People don’t use washing machines here – not because they have anything against washing machines, but they are kindof a luxury item and not all that available to the general public. Either they wash the clothes themselves (hard on the legs and back, take it from me) or they take the clothes to the laundry place. For each piece of clothing, it costs 9 taka to wash, dry and iron, or only 3 taka to iron. Masud dropped off a pile of our laundry to be ironed, and when he picked it up, he gave the lady 6 taka per item instead of 3 taka. She was so happy that she stopped and said a prayer for him right then and there. I can’t imagine ironing a pair of Masud’s pants for 3 taka. What am I saying? I do it now for free, I guess! Anyways, I guess I’ll be getting a “Bua”, which is a woman who will stop by my house once a day and wash my clothes and do some minor cleaning. I’m not sure how I feel about it. On one hand, she needs to work, and I need someone to wash my clothes. On the other hand, I feel like I’m exploiting her need to work. She’ll do this for about $20 a month. Cheaper than a washing machine, but hard on the ol’ ethics.

Some disturbing news that I keep forgetting to write down – when we stay in Dhaka, we stay at Iqram-bhai and Rina-bhabi’s house. Rina-bhabi got sick the day we left for Rangpur, and we have recently found out that she has contracted the mosquito-borne Dengue fever. There are two types of Dengue, one kind is not very serious and some people don’t even know they have it, but the other kind is very serious and causes internal bleeding. Sadly, she has the second kind. She’s in the hospital now and we are all hoping that she recovers soon. It’s scary to note that we were in the same house where the infected mosquito bit her…

September 14, 2004
Deshi Stats

Number of days in Bangladesh: 9
Number of puking episodes (Isaac): 3
Number of amoeba infections: 1
Number of festering mosquito bites (Isaac and Katie): approximately 30
Number of different potions, contraptions, and chemicals used to prevent mosquito bites: 6 (mosquito net, DEET, herbal insect repellent, Permanone, some sort of machine that vaporizes mosquito repelling oil, small solar powered device that emits a high pitched tone)
Number of the above mentioned items that are effective: 0
Number of bugs ingested: unknown
Number of ants currently running across my desk: 9
Number of strange men who have said “How are you?” or made cat meow sounds in a peculiarly high-pitched voice when they see me: 3
Number of scary bus riding moments: 1 (tire exploded on the way back from Rangpur)
Number of scary rickshaw moments: 1 – collision with another rickshaw, no major damage

Well, that paints a pleasant picture, doesn’t it? Something tells me I should try to focus on the positive. Let’s see what I can come up with…

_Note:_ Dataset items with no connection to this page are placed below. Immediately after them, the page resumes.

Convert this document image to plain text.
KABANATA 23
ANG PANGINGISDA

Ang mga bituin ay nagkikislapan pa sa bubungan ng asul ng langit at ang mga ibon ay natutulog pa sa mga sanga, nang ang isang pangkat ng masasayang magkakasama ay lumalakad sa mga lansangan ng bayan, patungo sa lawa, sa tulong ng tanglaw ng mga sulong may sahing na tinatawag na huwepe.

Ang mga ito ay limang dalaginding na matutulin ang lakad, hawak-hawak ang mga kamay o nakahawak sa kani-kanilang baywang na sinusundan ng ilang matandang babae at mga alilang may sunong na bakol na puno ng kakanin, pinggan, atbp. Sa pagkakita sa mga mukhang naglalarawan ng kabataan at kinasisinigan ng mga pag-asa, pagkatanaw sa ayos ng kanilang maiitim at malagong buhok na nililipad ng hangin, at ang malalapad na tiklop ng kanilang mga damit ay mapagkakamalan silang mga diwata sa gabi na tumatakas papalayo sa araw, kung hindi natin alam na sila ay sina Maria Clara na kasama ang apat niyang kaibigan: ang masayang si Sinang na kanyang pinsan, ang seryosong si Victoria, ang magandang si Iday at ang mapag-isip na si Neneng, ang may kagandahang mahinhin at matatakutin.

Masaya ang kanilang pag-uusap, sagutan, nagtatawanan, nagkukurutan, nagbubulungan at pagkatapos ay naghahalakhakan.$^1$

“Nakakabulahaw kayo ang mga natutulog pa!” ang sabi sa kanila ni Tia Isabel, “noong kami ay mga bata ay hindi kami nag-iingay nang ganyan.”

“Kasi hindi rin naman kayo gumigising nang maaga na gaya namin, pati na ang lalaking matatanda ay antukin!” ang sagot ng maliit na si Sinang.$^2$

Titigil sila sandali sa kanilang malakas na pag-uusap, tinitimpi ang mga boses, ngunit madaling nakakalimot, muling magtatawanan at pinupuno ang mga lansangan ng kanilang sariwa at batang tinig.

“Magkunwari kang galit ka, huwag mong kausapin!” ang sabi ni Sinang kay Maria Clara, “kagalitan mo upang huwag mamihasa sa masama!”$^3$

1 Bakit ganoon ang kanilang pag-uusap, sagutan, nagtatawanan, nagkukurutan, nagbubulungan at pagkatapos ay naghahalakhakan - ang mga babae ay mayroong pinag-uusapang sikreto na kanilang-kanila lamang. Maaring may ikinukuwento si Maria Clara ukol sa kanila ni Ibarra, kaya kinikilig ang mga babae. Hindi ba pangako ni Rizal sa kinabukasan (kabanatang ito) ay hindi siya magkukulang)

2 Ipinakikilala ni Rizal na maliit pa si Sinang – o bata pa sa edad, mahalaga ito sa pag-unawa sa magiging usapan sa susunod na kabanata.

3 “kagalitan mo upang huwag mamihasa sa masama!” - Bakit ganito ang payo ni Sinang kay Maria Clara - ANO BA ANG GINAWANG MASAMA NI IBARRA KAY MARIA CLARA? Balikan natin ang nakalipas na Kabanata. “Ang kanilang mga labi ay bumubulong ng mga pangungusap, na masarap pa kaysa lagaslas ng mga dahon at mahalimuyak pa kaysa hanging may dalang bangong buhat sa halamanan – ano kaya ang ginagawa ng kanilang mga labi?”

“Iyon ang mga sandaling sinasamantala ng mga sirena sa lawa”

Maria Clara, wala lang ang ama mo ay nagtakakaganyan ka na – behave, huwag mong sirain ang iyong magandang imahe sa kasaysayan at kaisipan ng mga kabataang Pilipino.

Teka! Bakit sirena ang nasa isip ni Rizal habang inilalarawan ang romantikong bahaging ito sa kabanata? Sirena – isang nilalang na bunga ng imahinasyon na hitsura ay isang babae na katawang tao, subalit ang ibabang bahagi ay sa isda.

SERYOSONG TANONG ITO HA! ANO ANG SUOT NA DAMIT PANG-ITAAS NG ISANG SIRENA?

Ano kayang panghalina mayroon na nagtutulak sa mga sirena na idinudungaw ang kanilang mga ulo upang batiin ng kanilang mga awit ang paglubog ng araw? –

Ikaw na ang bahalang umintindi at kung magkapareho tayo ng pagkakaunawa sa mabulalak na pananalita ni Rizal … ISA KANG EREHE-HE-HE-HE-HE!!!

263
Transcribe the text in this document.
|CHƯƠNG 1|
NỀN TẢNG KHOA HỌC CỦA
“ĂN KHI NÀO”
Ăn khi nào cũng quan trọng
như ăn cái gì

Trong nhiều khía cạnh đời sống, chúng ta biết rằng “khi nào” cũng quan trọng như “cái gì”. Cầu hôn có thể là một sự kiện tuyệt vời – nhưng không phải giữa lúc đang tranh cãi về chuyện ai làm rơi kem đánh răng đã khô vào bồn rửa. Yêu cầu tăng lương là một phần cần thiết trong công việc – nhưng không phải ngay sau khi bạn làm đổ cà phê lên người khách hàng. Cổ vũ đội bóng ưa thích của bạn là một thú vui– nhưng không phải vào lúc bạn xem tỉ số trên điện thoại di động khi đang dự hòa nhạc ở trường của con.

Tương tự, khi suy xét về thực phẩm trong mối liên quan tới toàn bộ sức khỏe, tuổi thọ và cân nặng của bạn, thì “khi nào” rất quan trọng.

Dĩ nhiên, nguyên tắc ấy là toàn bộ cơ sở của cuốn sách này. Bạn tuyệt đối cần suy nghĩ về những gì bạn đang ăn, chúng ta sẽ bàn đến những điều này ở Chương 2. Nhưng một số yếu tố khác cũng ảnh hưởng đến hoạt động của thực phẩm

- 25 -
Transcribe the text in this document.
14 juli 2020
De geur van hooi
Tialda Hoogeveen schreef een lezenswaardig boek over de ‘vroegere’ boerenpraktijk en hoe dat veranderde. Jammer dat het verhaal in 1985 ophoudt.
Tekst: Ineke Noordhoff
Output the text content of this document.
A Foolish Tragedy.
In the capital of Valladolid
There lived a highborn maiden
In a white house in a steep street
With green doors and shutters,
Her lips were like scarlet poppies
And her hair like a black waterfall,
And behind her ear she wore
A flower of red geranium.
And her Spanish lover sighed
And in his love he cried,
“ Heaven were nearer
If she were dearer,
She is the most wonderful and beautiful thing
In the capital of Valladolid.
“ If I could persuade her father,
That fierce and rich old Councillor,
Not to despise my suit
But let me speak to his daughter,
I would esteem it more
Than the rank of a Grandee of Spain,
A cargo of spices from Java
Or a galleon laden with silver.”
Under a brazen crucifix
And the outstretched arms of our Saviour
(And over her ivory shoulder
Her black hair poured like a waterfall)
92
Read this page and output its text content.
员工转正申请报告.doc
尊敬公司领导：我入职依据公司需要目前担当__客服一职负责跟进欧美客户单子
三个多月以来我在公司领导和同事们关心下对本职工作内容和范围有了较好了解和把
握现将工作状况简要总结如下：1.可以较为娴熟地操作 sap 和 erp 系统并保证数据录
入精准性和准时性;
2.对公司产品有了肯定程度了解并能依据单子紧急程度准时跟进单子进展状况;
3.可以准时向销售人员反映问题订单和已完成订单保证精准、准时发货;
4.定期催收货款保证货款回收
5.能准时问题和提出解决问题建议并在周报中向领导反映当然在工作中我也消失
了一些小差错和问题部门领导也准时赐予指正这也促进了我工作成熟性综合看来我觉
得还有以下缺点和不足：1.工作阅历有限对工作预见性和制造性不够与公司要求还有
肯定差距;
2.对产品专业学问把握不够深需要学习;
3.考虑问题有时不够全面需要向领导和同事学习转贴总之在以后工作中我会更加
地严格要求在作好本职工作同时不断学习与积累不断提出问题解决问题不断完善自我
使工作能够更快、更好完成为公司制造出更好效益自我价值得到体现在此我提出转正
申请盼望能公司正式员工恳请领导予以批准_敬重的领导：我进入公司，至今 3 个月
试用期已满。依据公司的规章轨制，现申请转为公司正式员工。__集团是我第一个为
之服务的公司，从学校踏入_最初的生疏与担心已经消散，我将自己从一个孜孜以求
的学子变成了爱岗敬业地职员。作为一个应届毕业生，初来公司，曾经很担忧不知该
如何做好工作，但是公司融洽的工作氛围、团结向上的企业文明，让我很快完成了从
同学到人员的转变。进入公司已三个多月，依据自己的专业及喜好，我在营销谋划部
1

Number of amazingly good deals on furniture and household goods: 5
Number of bags of Doritos found and purchased in Dhaka supermarkets: 4
Number of meaningful, heartfelt conversations with reminiscing husband: 3
Number of people who are genuinely happy to see me and willing to help me in any way that they can: Too many to count
Number of epiphanies I’ve had since I’ve been here: 6
Number of pirated DVDs and CDs purchased: 18
Number of times I’ve had to leave Isaac at daycare: 0
Number of times I’ve had to cook meals for the family: 0
Number of times I’ve had to clean the toilet: 0 (Ok, so there’s no toilet. But Isaac is pretty stoked that he learned how to “poop in a hole”. With all the amoebas, he’s an expert at this point.)